Here is my cubic interpolation code:
Paint.MoveTo(myDW, myDH + myBars.Value)
For n = 1 To myCount - 3
p0 = myBars[n - 1].Value
p1 = myBars[n].Value
p2 = myBars[n + 1].Value
p3 = myBars[n + 2].Value
c1 = p2 - p0
c2 = 2.0 * p0 - 5.0 * p1 + 4.0 * p2 - p3
c3 = 3.0 * (p1 - p2) + p3 - p0
For m = 1 To myDW - 1
v = m / myDW
f = p1 + 0.5 * v * (c1 + v * (c2 + v * c3))
Paint.LineTo((n + 1 + v) * myDW, myDH + f)
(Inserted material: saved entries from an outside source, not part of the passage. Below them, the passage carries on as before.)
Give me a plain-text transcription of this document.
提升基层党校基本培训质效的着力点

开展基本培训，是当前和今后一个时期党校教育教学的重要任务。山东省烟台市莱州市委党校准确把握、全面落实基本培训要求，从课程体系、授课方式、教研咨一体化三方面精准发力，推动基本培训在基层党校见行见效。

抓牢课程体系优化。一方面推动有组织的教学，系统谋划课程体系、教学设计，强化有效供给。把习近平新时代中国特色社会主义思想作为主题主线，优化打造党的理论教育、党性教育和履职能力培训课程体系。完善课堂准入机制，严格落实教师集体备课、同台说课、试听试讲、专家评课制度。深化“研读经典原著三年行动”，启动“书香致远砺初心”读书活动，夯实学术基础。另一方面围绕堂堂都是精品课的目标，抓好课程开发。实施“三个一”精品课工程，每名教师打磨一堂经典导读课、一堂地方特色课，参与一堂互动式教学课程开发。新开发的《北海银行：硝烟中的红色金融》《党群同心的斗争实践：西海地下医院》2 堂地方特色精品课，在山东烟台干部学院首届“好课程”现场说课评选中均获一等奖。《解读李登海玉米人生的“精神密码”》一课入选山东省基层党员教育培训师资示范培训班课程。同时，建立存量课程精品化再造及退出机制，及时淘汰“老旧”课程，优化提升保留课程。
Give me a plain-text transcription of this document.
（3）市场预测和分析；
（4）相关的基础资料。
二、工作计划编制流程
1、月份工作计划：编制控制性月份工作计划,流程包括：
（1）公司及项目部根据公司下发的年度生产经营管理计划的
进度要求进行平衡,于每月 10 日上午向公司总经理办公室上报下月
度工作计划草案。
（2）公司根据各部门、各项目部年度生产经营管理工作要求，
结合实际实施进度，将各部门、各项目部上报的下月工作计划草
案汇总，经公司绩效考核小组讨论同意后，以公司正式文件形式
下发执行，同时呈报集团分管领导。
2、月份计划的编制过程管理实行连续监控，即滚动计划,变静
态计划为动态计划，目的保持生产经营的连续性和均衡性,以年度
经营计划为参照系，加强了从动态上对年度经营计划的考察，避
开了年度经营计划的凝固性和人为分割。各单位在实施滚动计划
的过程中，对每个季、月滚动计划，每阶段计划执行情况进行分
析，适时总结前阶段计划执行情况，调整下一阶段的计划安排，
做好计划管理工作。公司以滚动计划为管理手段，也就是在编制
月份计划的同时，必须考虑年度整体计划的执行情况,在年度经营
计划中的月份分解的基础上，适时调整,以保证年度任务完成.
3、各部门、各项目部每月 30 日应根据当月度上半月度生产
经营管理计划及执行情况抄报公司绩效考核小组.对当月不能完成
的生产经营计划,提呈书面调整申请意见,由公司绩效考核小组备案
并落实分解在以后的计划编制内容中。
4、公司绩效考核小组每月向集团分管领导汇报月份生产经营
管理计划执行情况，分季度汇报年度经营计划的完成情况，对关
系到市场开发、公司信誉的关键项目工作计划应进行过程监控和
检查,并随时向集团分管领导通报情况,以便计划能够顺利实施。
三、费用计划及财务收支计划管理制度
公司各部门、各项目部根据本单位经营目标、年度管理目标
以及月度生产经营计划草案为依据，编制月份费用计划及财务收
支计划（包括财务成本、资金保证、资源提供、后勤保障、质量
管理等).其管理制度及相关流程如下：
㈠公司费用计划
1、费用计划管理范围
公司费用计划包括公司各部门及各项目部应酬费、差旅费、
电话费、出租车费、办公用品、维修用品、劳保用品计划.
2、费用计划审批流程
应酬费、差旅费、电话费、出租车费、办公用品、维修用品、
Paint.LineTo((n + 2) * myDW, myDH + p2)
I don't have Octave (or MATLAB), I don't use SciLab, so I couldn't do anything with Olli's code. But I looked at the picture, so this is what I did:
'---- Build an Olli Fir
Dim o As Integer
Dim a, f As Float
f = Pi(0.2) '2 Pi / 10
myOlliFir = 1.0
For o = 1 To 100
a = f * o
myOlliFir[100 + o] = Sin(a) / a
myOlliFir[100 - o] = myOlliFir[100 + o]
To be fair, since the endpoints aren't at zero, I artificially extend them to the full FIR width. Notice my calculation is efficient in that I'm not bothering actually multiplying padded zeros with the FIR value and adding them. Still, this method takes considerably more calculations to achieve.
'---- Olli Interpolation
Dim o, t As Integer
For o = 0 To 65
v = 0
s = 95 - o
For t = s - 5 to 0 Step -5
v += myCoarseSamples * myOlliFir[t]
For c = 0 To 15
v += myCoarseSamples[c] * myOlliFir[s]
s += 5
For t = s To 200 Step 5
v += myCoarseSamples * myOlliFir[t]
myOlliValues[o] = v
My sample signal is a single tooth. The black line represents the real continuous signal. The red line is the cubic interpolation and the green line is the FIR interpolation. Sampling is perfect, so the sample values are the signal values at those points. Both interpolations work off the same set of sampled values and are blind to the underlying signal.
So, do the extra calculations lead to a better fit?
Sample at peak:
Samples even at peak:
Samples askew at peak:
I don't think so.
Delay calculation from two different snaps is next. Do the extra calculations make this more accurate? I highly doubt it.
I'm going to delay doing delay processing. I'm not sure it will add much to the discussion and I have other more pressing things to work on.
I have posted the program that produced the latter graphs in the same forum thread I posted the original code in.
It contains other signals besides the tooth. You will all be happy to know that the FIR technique outperforms the cubic interpolation on a pure sine wave, but not significantly. The reverse is true for a parabola shape. No surprises there.
In my opinion, there was not a single case where the extra calculations required by the FIR technique warranted the extra work in terms of significantly improved results. There are also many cases (particularly tooth and step) where the cubic interpolation was a much closer fit to the underlying signal.
I very much encourage the OP to install Gambas and download this program (assuming Linux is available).
This is the first sinc filter I've ever implemented and it does work. It doesn't always work better than the cubic interpolation, but when it does it isn't significantly better. The computation cost is considerably higher though. Given Olli's length of 290 hitting 58 coarse points, it takes 58 multiplies and 58 adds per a single output point vs 4 multiplies and 3 adds for the cubic (plus 0.8 multiplies and 1 add in this case if you include calculating the coefficients rather than using lookup arrays).
Is doing more than 12 times as much work for only maybe a slight marginal improvement worth it?
I don't think so, but it is the OP's choice. I stand by my opening statement: "A time domain interpolation solution should do just as well, practically speaking, and be significantly cheaper in terms of computation.", but I have learned a bit.